Los vinos tintos más utilizados en la cocina son el Cabernet Sauvignon, Merlot y Pinot Noir. Se seleccionan por su perfil de sabor; los ligeros como el Pinot Noir son ideales para salsas de pollo o pescados, mientras que los más estructurados (Cabernet Sauvignon) realzan estofados y carnes rojas;
Cabernet Sauvignon: Al tener cuerpo potente y altos taninos, es perfecto para estofados, guisos de carne de res o cordero y reducciones intensas.
Merlot: Suavidad media y notas afrutadas. Excelente para salsas a base de hierbas, pollo, pato o preparaciones clásicas como el Coq au Vin.
Pinot Noir: Ligero y sutil, con buena acidez. Muy útil para cocinar platos con setas, salsas de tomate suaves o pescados grasos como el salmón.
Tempranillo: Clásico en la cocina mediterránea.
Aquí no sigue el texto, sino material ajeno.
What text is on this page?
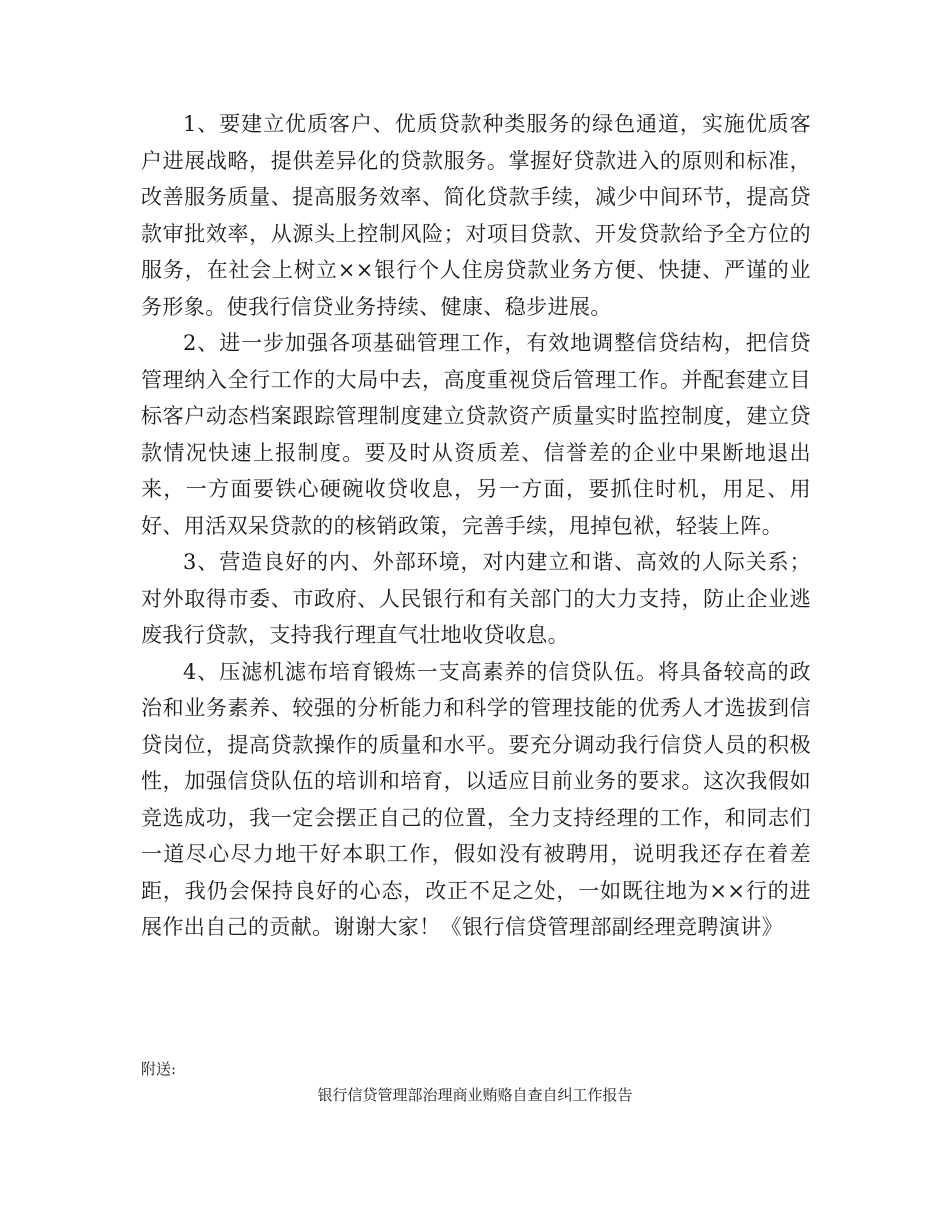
1、要建立优质客户、优质贷款种类服务的绿色通道，实施优质客户进展战略，提供差异化的贷款服务。掌握好贷款进入的原则和标准，改善服务质量、提高服务效率、简化贷款手续，减少中间环节，提高贷款审批效率，从源头上控制风险；对项目贷款、开发贷款给予全方位的服务，在社会上树立××银行个人住房贷款业务方便、快捷、严谨的业务形象。使我行信贷业务持续、健康、稳步进展。

2、进一步加强各项基础管理工作，有效地调整信贷结构，把信贷管理纳入全行工作的大局中去，高度重视贷后管理工作。并配套建立目标客户动态档案跟踪管理制度建立贷款资产质量实时监控制度，建立贷款情况快速上报制度。要及时从资质差、信誉差的企业中果断地退出来，一方面要铁心硬碗收贷收息，另一方面，要抓住时机，用足、用好、用活双呆贷款的的核销政策，完善手续，甩掉包袱，轻装上阵。

3、营造良好的内、外部环境，对内建立和谐、高效的人际关系；对外取得市委、市政府、人民银行和有关部门的大力支持，防止企业逃废我行贷款，支持我行理直气壮地收贷收息。

4、压滤机滤布培育锻炼一支高素养的信贷队伍。将具备较高的政治和业务素养、较强的分析能力和科学的管理技能的优秀人才选拔到信贷岗位，提高贷款操作的质量和水平。要充分调动我行信贷人员的积极性，加强信贷队伍的培训和培育，以适应目前业务的要求。这次我假如竞选成功，我一定会摆正自己的位置，全力支持经理的工作，和同志们一道尽心尽力地干好本职工作，假如没有被聘用，说明我还存在着差距，我仍会保持良好的心态，改正不足之处，一如既往地为××行的进展作出自己的贡献。谢谢大家！《银行信贷管理部副经理竞聘演讲》

附送:
银行信贷管理部治理商业贿赂自查自纠工作报告
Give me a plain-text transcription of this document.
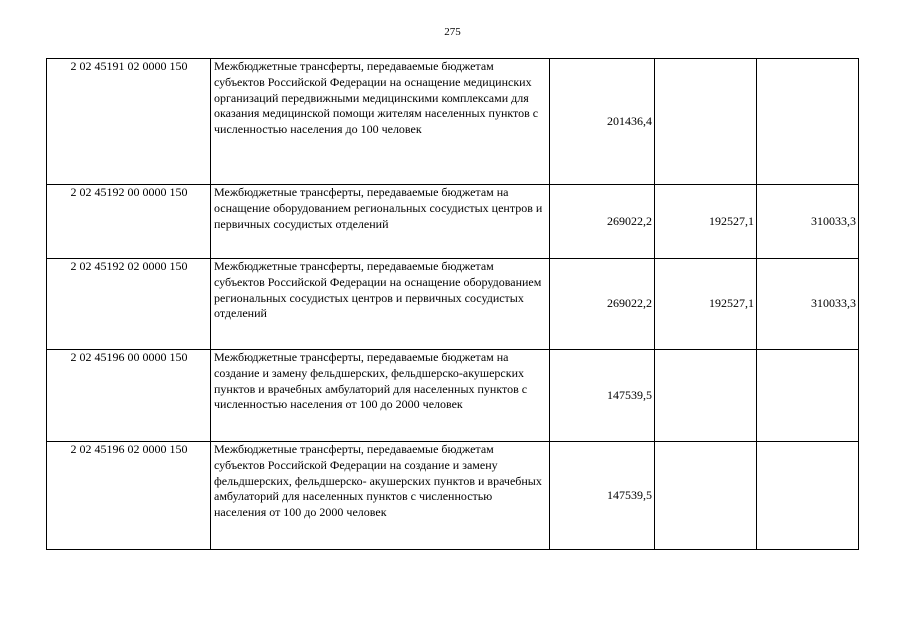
275
2 02 45191 02 0000 150	Межбюджетные трансферты, передаваемые бюджетам субъектов Российской Федерации на оснащение медицинских организаций передвижными медицинскими комплексами для оказания медицинской помощи жителям населенных пунктов с численностью населения до 100 человек	201436,4		
2 02 45192 00 0000 150	Межбюджетные трансферты, передаваемые бюджетам на оснащение оборудованием региональных сосудистых центров и первичных сосудистых отделений	269022,2	192527,1	310033,3
2 02 45192 02 0000 150	Межбюджетные трансферты, передаваемые бюджетам субъектов Российской Федерации на оснащение оборудованием региональных сосудистых центров и первичных сосудистых отделений	269022,2	192527,1	310033,3
2 02 45196 00 0000 150	Межбюджетные трансферты, передаваемые бюджетам на создание и замену фельдшерских, фельдшерско-акушерских пунктов и врачебных амбулаторий для населенных пунктов с численностью населения от 100 до 2000 человек	147539,5		
2 02 45196 02 0000 150	Межбюджетные трансферты, передаваемые бюджетам субъектов Российской Федерации на создание и замену фельдшерских, фельдшерско- акушерских пунктов и врачебных амбулаторий для населенных пунктов с численностью населения от 100 до 2000 человек	147539,5		
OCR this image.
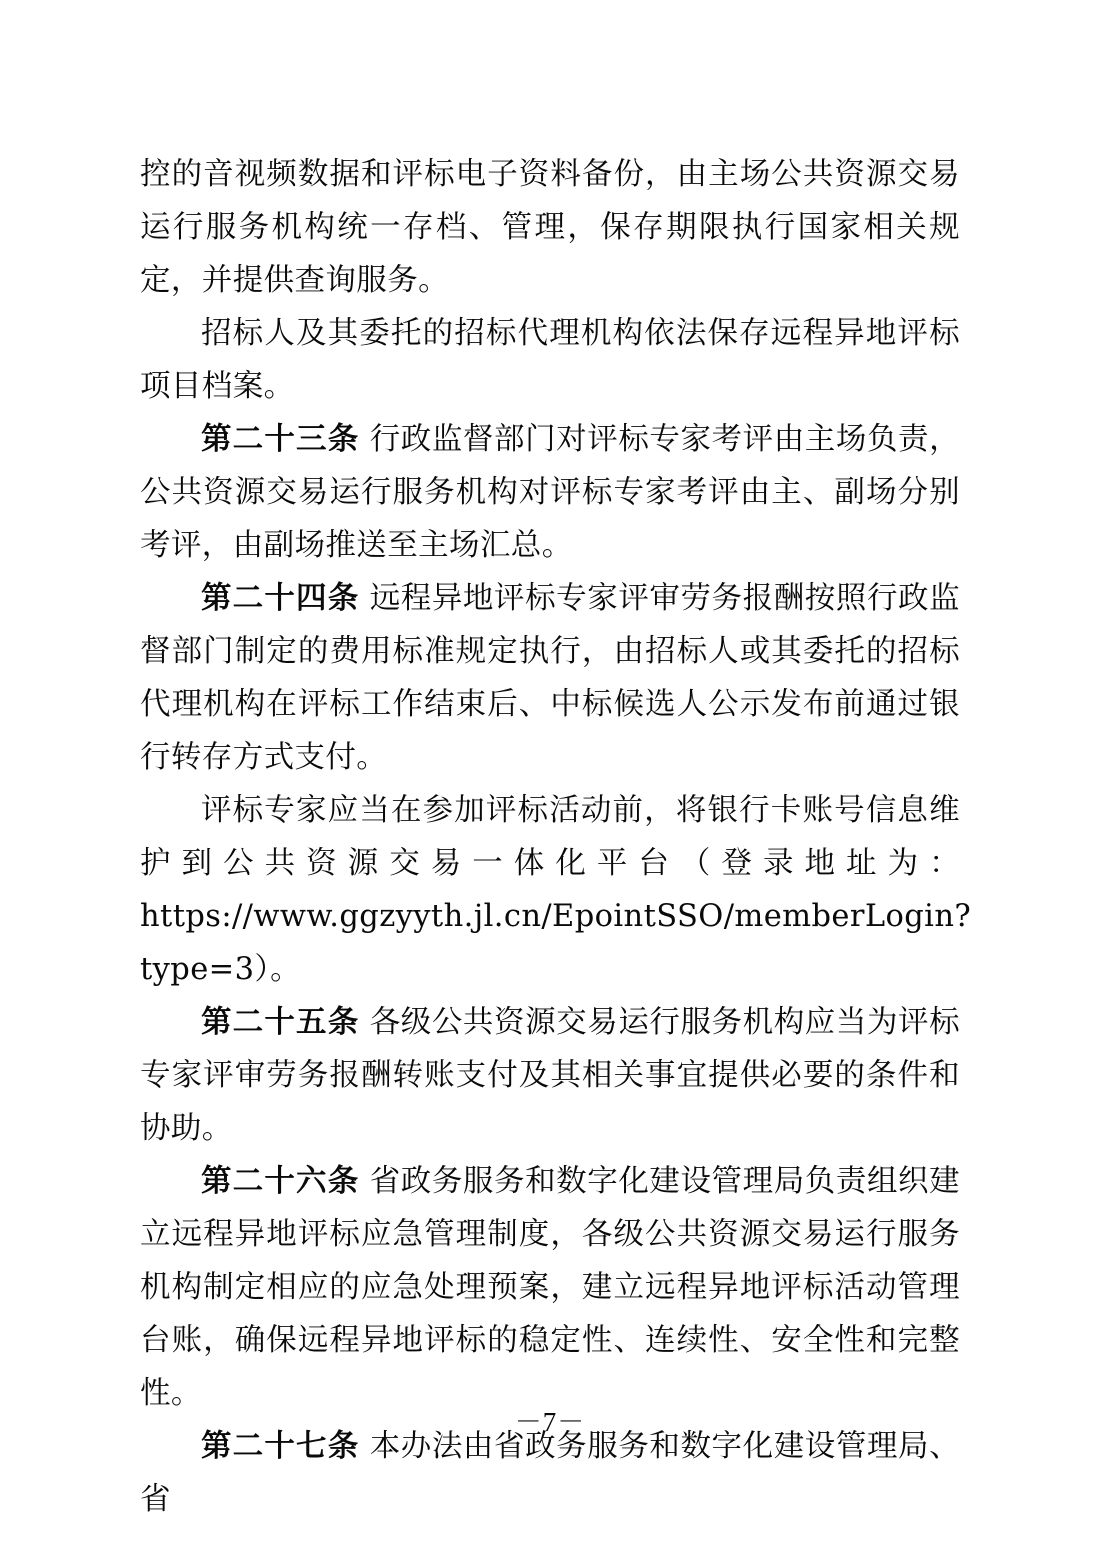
控的音视频数据和评标电子资料备份，由主场公共资源交易运行服务机构统一存档、管理，保存期限执行国家相关规定，并提供查询服务。

招标人及其委托的招标代理机构依法保存远程异地评标项目档案。

第二十三条 行政监督部门对评标专家考评由主场负责，公共资源交易运行服务机构对评标专家考评由主、副场分别考评，由副场推送至主场汇总。

第二十四条 远程异地评标专家评审劳务报酬按照行政监督部门制定的费用标准规定执行，由招标人或其委托的招标代理机构在评标工作结束后、中标候选人公示发布前通过银行转存方式支付。

评标专家应当在参加评标活动前，将银行卡账号信息维护到公共资源交易一体化平台（登录地址为：https://www.ggzyyth.jl.cn/EpointSSO/memberLogin?type=3）。

第二十五条 各级公共资源交易运行服务机构应当为评标专家评审劳务报酬转账支付及其相关事宜提供必要的条件和协助。

第二十六条 省政务服务和数字化建设管理局负责组织建立远程异地评标应急管理制度，各级公共资源交易运行服务机构制定相应的应急处理预案，建立远程异地评标活动管理台账，确保远程异地评标的稳定性、连续性、安全性和完整性。

第二十七条 本办法由省政务服务和数字化建设管理局、省

－7－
Aporta cuerpo moderado y un matiz especiado que funciona bien con carnes de caza como el rabo de toro.
La Regla de Oro: Usa siempre un vino que tú mismo te beberías. Evita los llamados «vinos de cocina» genéricos, ya que suelen tener conservantes y un sabor artificial que arruinará tu preparación.
Reducción: Para que el alcohol se evapore correctamente y los sabores se concentren (sin el sabor amargo de la uva cruda), deja cocinar la salsa a fuego lento después de agregar el vino.